Jane Papadaki Markley of Asuragen explains why she believes the current Rx/Dx partnering model is at best no longer fit for purpose and, at worst, broken.
The CDx partnership heralds a new era in bringing drugs to market with matching diagnostics, providing enormous potential to advance personalized medicine. Although pharma and Dx manufacturers have warmly embraced the concept of a CDx partnership, the benefits of which have been discussed elsewhere, closer examination reveals that this is far from a balanced union. With CDx development, validation and regulatory submission all linked to the drug clinical trials and regulatory activities, everything must be well synchronized for a successful combined launch in the global marketplace.
Essentially, three years of CDx development and commercialization must overlay and intertwine the approximate four to five years of drug development and commercialization post-phase II. Thus, simultaneous worldwide commercialization for Dx and Rx poses a significant challenge with varying levels of risk as both partners juggle to keep such a complex project within scope, on schedule and close to budget. To mitigate risk, a CDx manufacturer will want to enter the schedule later or require funds to offset costs related to CDx development, validation and registration to fully absorb costs related to prelaunch activities, sales training and collateral development so these are not jeopardized.
For pharma, the investment in the CDx partnership in terms of dollars and effort is a fraction (ranging from $3 million to $30 million) of their Rx development budgets (ranging from $500 million to $1 billion). By contrast, for a small or mid-size Dx company, there is considerable investment to develop and commercialize a Dx (ranging from $10 million to $106 million). For both partners the risks are high. One is ensuring synchrony of the drug/Dx development programs to converge towards corresponding approval for both products with no delays due to asynchrony. If the CDx fails as a consequence of drug trials, with unsatisfactory outcome or insurmountable registration blocks, then pharma may shelve the project resulting in a huge loss for the Dx company not covered by the initial pharma/CDx investment. Even if the Rx/Dx partnership survives and a new CDx is brought to market, the revenues realized can fall far short of expectations. Two recently launched CDxs in the US have met with such challenges, compromising the forecast sales revenues for these CDx manufacturers.

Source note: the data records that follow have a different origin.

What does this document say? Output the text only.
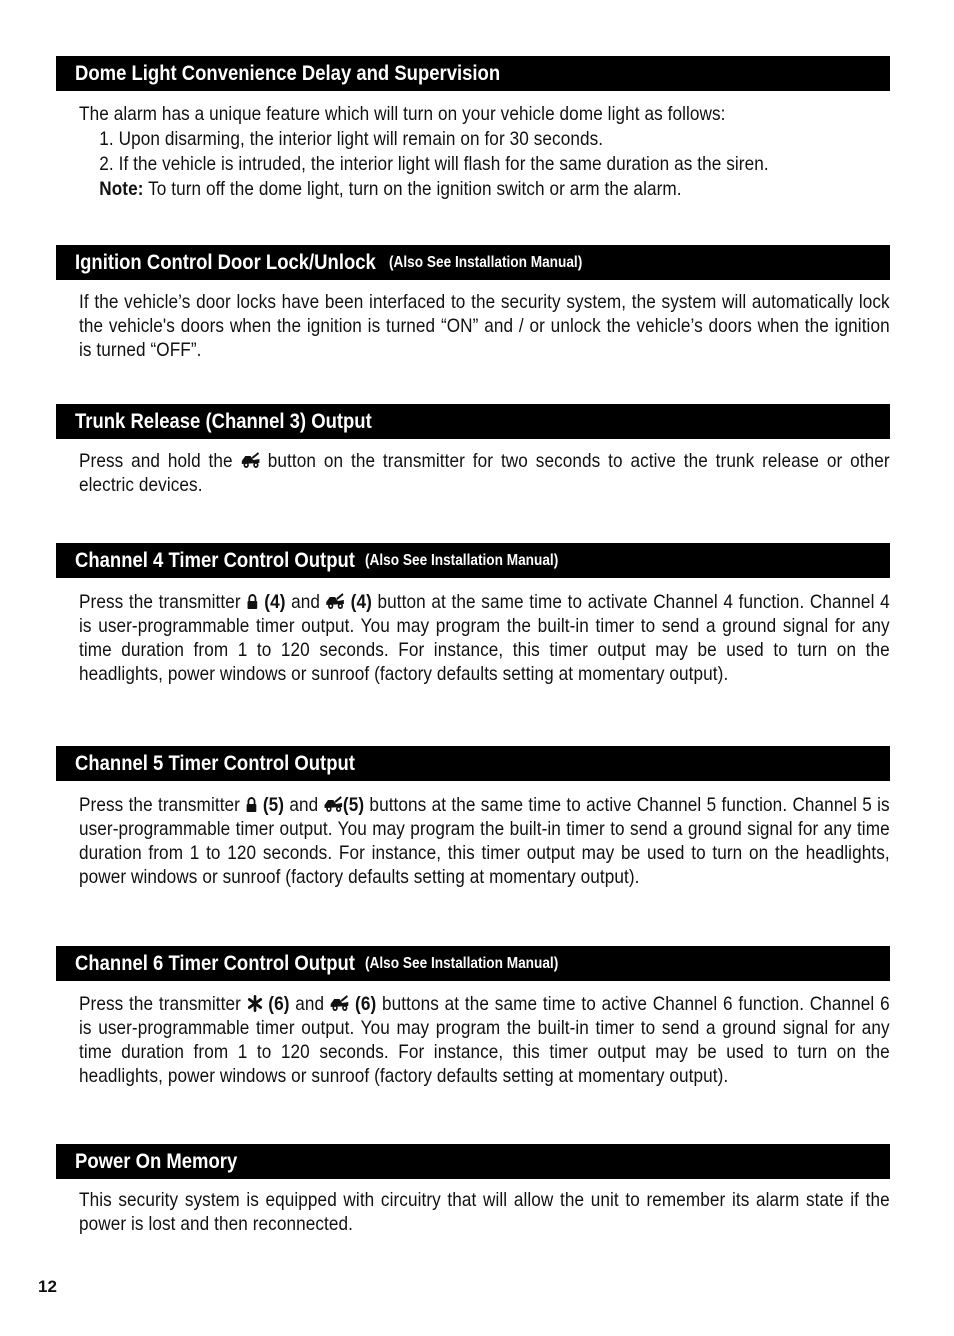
Dome Light Convenience Delay and Supervision

The alarm has a unique feature which will turn on your vehicle dome light as follows:

1. Upon disarming, the interior light will remain on for 30 seconds.

2. If the vehicle is intruded, the interior light will flash for the same duration as the siren.

Note: To turn off the dome light, turn on the ignition switch or arm the alarm.

Ignition Control Door Lock/Unlock (Also See Installation Manual)

If the vehicle’s door locks have been interfaced to the security system, the system will automatically lock the vehicle's doors when the ignition is turned “ON” and / or unlock the vehicle’s doors when the ignition is turned “OFF”.

Trunk Release (Channel 3) Output

Press and hold the
button on the transmitter for two seconds to active the trunk release or other electric devices.

Channel 4 Timer Control Output (Also See Installation Manual)

Press the transmitter
(4) and
(4) button at the same time to activate Channel 4 function. Channel 4 is user-programmable timer output. You may program the built-in timer to send a ground signal for any time duration from 1 to 120 seconds. For instance, this timer output may be used to turn on the headlights, power windows or sunroof (factory defaults setting at momentary output).

Channel 5 Timer Control Output

Press the transmitter
(5) and
(5) buttons at the same time to active Channel 5 function. Channel 5 is user-programmable timer output. You may program the built-in timer to send a ground signal for any time duration from 1 to 120 seconds. For instance, this timer output may be used to turn on the headlights, power windows or sunroof (factory defaults setting at momentary output).

Channel 6 Timer Control Output (Also See Installation Manual)

Press the transmitter
(6) and
(6) buttons at the same time to active Channel 6 function. Channel 6 is user-programmable timer output. You may program the built-in timer to send a ground signal for any time duration from 1 to 120 seconds. For instance, this timer output may be used to turn on the headlights, power windows or sunroof (factory defaults setting at momentary output).

Power On Memory

This security system is equipped with circuitry that will allow the unit to remember its alarm state if the power is lost and then reconnected.

12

One aspect of the CDx arrangement somewhat overlooked is the requirement for the CDx format to be locked down early in the development phase and then pass through validation in clinical trials and ultimately registration with this format. In the field of oncology, where the role of new mutations is constantly evolving, this can mean that when the product finally reaches the market it can already be eclipsed by newer formats that are not only in greater demand but actually incorporated into country specific guidelines. The KRAS kit from DxS (now Qiagen), Therascreen, was developed and clinically validated in a series of clinical trials with Vectibix, sponsored by Amgen. This generated data for CE marking in Europe and a PMA for IVD use in the US. However, although the assay format includes seven of the most common KRAS mutations on codons 12 and 13, labs, physicians and some guidelines (UK) now demand an assay with more mutations, up to 12, and also mutations found on codon 61, 46 and 149. This results in much fiercer competition for Therascreen and the reluctance to switch from LDTs or other commercial KRAS kits which entered the market without pharma/CDx partnerships or full regulatory approvals.
Greater consideration also needs to be given to CDx platforms since they are the bottleneck for true global adoption of personalized medicine and, in some cases, the brake on otherwise successful CDx partnerships. Take, for example, the Roche BRAF V600 CDx assay for Zelboraf, a highly effective therapy for melanoma. During clinical trials, many labs were provided with the Roche z480 platform to generate data for necessary CDx registrations. Such labs were thus content to use the Roche BRAF assay in this setting, but post-FDA market clearance, labs across the US were not universally adopting the assay because they didn’t have the platform and didn’t have capital equipment budgets to purchase it either. Moreover, it becomes difficult to justify the purchase of a platform dedicated to a single FDA-cleared BRAF assay when BRAF testing is already being performed in the lab using an LDT for larger volume colon cancer or thyroid testing. So, while the FDA mandates that Rx decisions about prescribing Zelboraf use exclusively the Roche V600 BRAF assay, in reality most labs remain with their LDTs or run the assay ‘off label’ on a non-validated platform with consequent risks, i.e., potential inferior performance, denied coverage, etc.
In summary, while it is clear that there are risks and rewards for both parties, CDx manufacturers enter this partnership with far greater risk than the pharma partners. So if we expect Beauty to fall in love with the Beast and live happily ever after then we need to consider the provision of incentives, such as tax incentives for CDx manufacturers, reduced filing costs for registration, multi-platform approvals or other creative measures. Certainly, FDA fast-tracking efforts have shown success in two CDx partnerships, namely Zelboraf and BRAF and Xalkori and ALK4, so wishes can come true.